Sunday, December 13, 2020

MY ORIENTAL BOY

 


Tengah malam menjelang. Lampu kamar belum lagi dipadamkan. Terdengar desis halus yang keluar dari mulut yang sedikit terbuka di sebelahku. Matanya mengatup rapat, menunjukan betapa lelapnya ia tertidur. Posisi telentang, kaki setengah terbuka. Sementara tangan tergeletak bebas di sampingnya. 


Beberapa hari yang lalu, secara berturut-turut, dalam 3 hari yang terik, ia puaskan diri bermain di luar bersama teman-temannya. Pandemi membuatnya harus berkurung di dalam rumah selama sekian bulan. Kulit badannya yang kemarin sudah mulai bersih, terang, kini mulai kusam lagi. Padahal kalau kulitnya cerah, bersih, ia lebih mirip seorang Chinese, karena kebetulan matanya juga agak sipit, sebagaimana ayahnya. 

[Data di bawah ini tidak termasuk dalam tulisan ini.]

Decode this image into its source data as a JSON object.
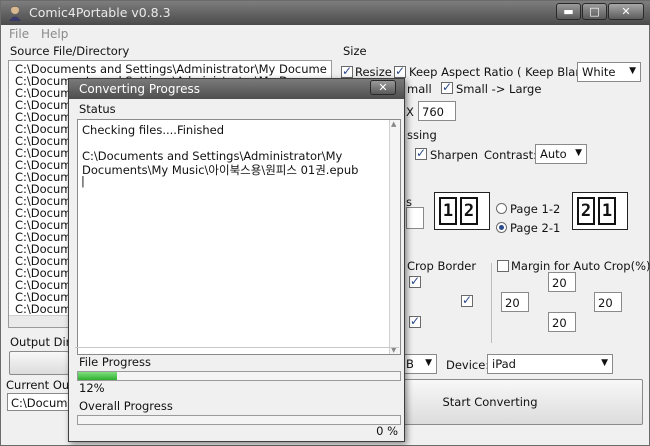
{
  "window": {
    "title": "Comic4Portable v0.8.3",
    "minimize": "▬",
    "maximize": "□",
    "close": "✕"
  },
  "menu": [
    "File",
    "Help"
  ],
  "source": {
    "label": "Source File/Directory",
    "rows": [
      "C:\\Documents and Settings\\Administrator\\My Docume",
      "C:\\Documents and Settings\\Administrator\\My Docu",
      "C:\\Docum",
      "C:\\Docum",
      "C:\\Docum",
      "C:\\Docum",
      "C:\\Docum",
      "C:\\Docum",
      "C:\\Docum",
      "C:\\Docum",
      "C:\\Docum",
      "C:\\Docum",
      "C:\\Docum",
      "C:\\Docum",
      "C:\\Docum",
      "C:\\Docum",
      "C:\\Docum",
      "C:\\Docum",
      "C:\\Docum",
      "C:\\Docum",
      "C:\\Docum",
      "C:\\Docum"
    ]
  },
  "output": {
    "dir_label": "Output Dire",
    "current_label": "Current Outp",
    "current_value": "C:\\Docume"
  },
  "size": {
    "label": "Size",
    "resize": "Resize",
    "keep_aspect": "Keep Aspect Ratio ( Keep Blank:",
    "blank_value": "White",
    "small_partial": "mall",
    "small_large": "Small -> Large",
    "x_label": "X",
    "height": "760"
  },
  "processing": {
    "label_partial": "ssing",
    "sharpen": "Sharpen",
    "contrast_label": "Contrast:",
    "contrast_value": "Auto"
  },
  "page": {
    "left_icon": [
      "1",
      "2"
    ],
    "right_icon": [
      "2",
      "1"
    ],
    "opt1": "Page 1-2",
    "opt2": "Page 2-1",
    "partial": "s"
  },
  "crop": {
    "border_label": "Crop Border",
    "margin_label": "Margin for Auto Crop(%)",
    "top": "20",
    "left": "20",
    "right": "20",
    "bottom": "20"
  },
  "device": {
    "partial": "B",
    "label": "Device:",
    "value": "iPad"
  },
  "start_button": "Start Converting",
  "dialog": {
    "title": "Converting Progress",
    "close": "✕",
    "status_label": "Status",
    "status_lines": [
      "Checking files....Finished",
      "",
      "C:\\Documents and Settings\\Administrator\\My",
      "Documents\\My Music\\아이북스용\\원피스 01권.epub",
      "|"
    ],
    "file_progress_label": "File Progress",
    "file_progress_value": 12,
    "file_progress_text": "12%",
    "overall_progress_label": "Overall Progress",
    "overall_progress_value": 0,
    "overall_progress_text": "0 %"
  }
}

Dan malam ini, seperti malam-malam sebelumnya, ia tidur di dekatku. Lelapnya dengan desis halus dari mulutnya, menjadi indikator bahwa ia cukup lelah hari ini. Satu hal yang menjadi ciri khasnya adalah, jika sudah merasakan kantuk, maka tak lama ia akan segera terlelap, tanpa banyak gerakan untuk mencari posisi nyaman. Begitu lelap. 


Kuamati wajah polos itu. Ya, dia yang bertubuh gempal, namun senantiasa bergerak aktif. Lelaki kecilku yang membuat banyak orang begitu gemas melihat fisiknya yang bohay, sehat. Matanya yang sempit namun panjang, membuatnya lebih mirip seorang oriental, sebagaimana ayahnya. Lelaki yang bisa bertutur halus, bahkan lebih lembut dari seorang perempuan. Namun juga lelaki yang bisa begitu "garang" Saat dirinya terusik. 

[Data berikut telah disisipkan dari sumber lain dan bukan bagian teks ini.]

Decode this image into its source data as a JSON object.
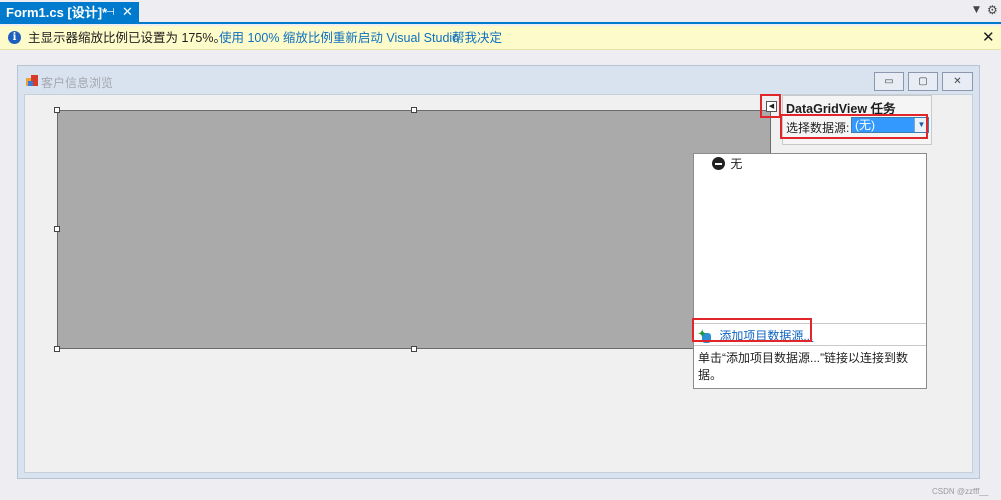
{
  "tab": {
    "title": "Form1.cs [设计]*",
    "pin_icon": "pin-icon",
    "close_icon": "close-icon"
  },
  "strip": {
    "dropdown_icon": "chevron-down-icon",
    "gear_icon": "gear-icon"
  },
  "infobar": {
    "message": "主显示器缩放比例已设置为 175%。",
    "link_restart": "使用 100% 缩放比例重新启动 Visual Studio",
    "link_help": "帮我决定",
    "close": "✕"
  },
  "form": {
    "title": "客户信息浏览",
    "min": "▭",
    "max": "▢",
    "close": "✕"
  },
  "tasks": {
    "title": "DataGridView 任务",
    "datasource_label": "选择数据源:",
    "datasource_value": "(无)"
  },
  "dropdown": {
    "item_none": "无",
    "add_datasource": "添加项目数据源...",
    "help_text": "单击“添加项目数据源...”链接以连接到数据。"
  },
  "watermark": "CSDN @zzfff__"
}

Dalam keletihan yang mungkin terasa karena aktifitas seharian, walau kusam masih ada d wajahnya, nampak kejernihan di muka kanak-kanaknya. Entah mengapa, ada haru yang begitu saja hadir tiba-tiba. Dan entah karena apa pula, seolah dirinya menarik ku untuk memberinya kecupan lembut. Tangan pun tergerak untuk membelainya perlahan. 

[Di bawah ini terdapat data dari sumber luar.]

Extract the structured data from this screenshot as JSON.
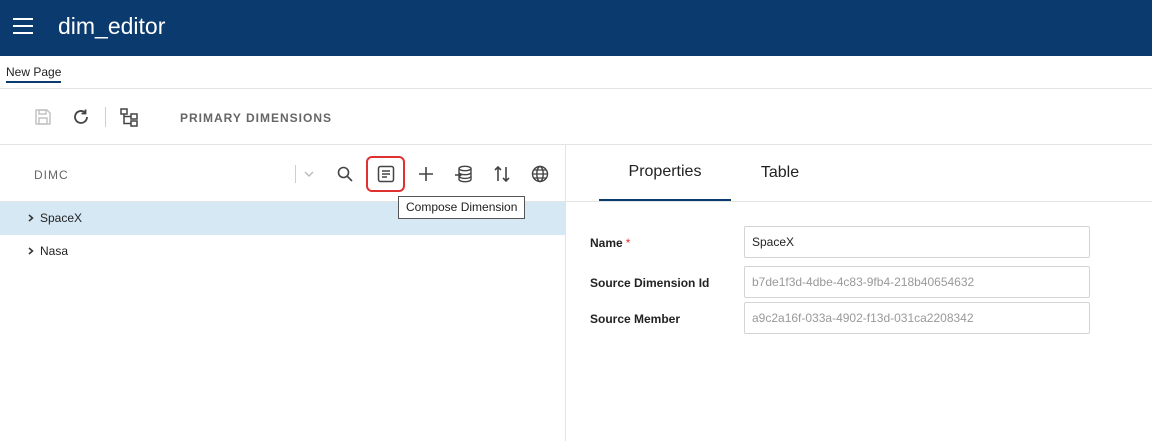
{
  "app": {
    "title": "dim_editor"
  },
  "page_tabs": [
    {
      "label": "New Page"
    }
  ],
  "toolbar": {
    "section_label": "PRIMARY DIMENSIONS",
    "icons": [
      "save-icon",
      "refresh-icon",
      "hierarchy-icon"
    ]
  },
  "dimension_panel": {
    "label": "DIMC",
    "tools": [
      "chevron-down-icon",
      "search-icon",
      "compose-icon",
      "plus-icon",
      "database-import-icon",
      "sort-icon",
      "globe-icon"
    ],
    "tooltip": "Compose Dimension",
    "tree": [
      {
        "label": "SpaceX",
        "selected": true
      },
      {
        "label": "Nasa",
        "selected": false
      }
    ]
  },
  "details": {
    "tabs": [
      {
        "label": "Properties",
        "active": true
      },
      {
        "label": "Table",
        "active": false
      }
    ],
    "fields": [
      {
        "label": "Name",
        "required_mark": "*",
        "value": "SpaceX"
      },
      {
        "label": "Source Dimension Id",
        "value": "b7de1f3d-4dbe-4c83-9fb4-218b40654632"
      },
      {
        "label": "Source Member",
        "value": "a9c2a16f-033a-4902-f13d-031ca2208342"
      }
    ]
  },
  "colors": {
    "appbar": "#0a3a6e",
    "selection": "#d7e8f5",
    "highlight": "#e03131"
  }
}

Kuusap dengan sayang kepalanya yang hanya berambut setinggi 1 cm, karena baru kemarin ia pergi ke tukang cukur. "Tebal rambutnya" kata si pencukur saat memegang rambutnya, kepada Pak Suami yang menemaninya bercukur. Ya begitulah. Rambutnya yang ikal memang lumayan tebal. Padahal dulu saat masih batita, rambutnya tipis. Setelah beberapa kali dicukur, perlahan rambutnya tumbuh semakin tebal. 


Tanganku terus membelainya, saat kubisikan do'a-do'a terindah untuknya. Kuusap kepala dan tubuhnya, dengan do'a-do'a yang terbaik. Pengharapan agar Yang Maha Kuasa menjadikannya insan yang sholeh, insan yang cerdas, insan yang disayangi kawan, disegani lawan. Permohonan agar Allah memperkenankannya menjadi seorang hafidz, yang kelak akan memberikan mahkota kepada orang tuanya. 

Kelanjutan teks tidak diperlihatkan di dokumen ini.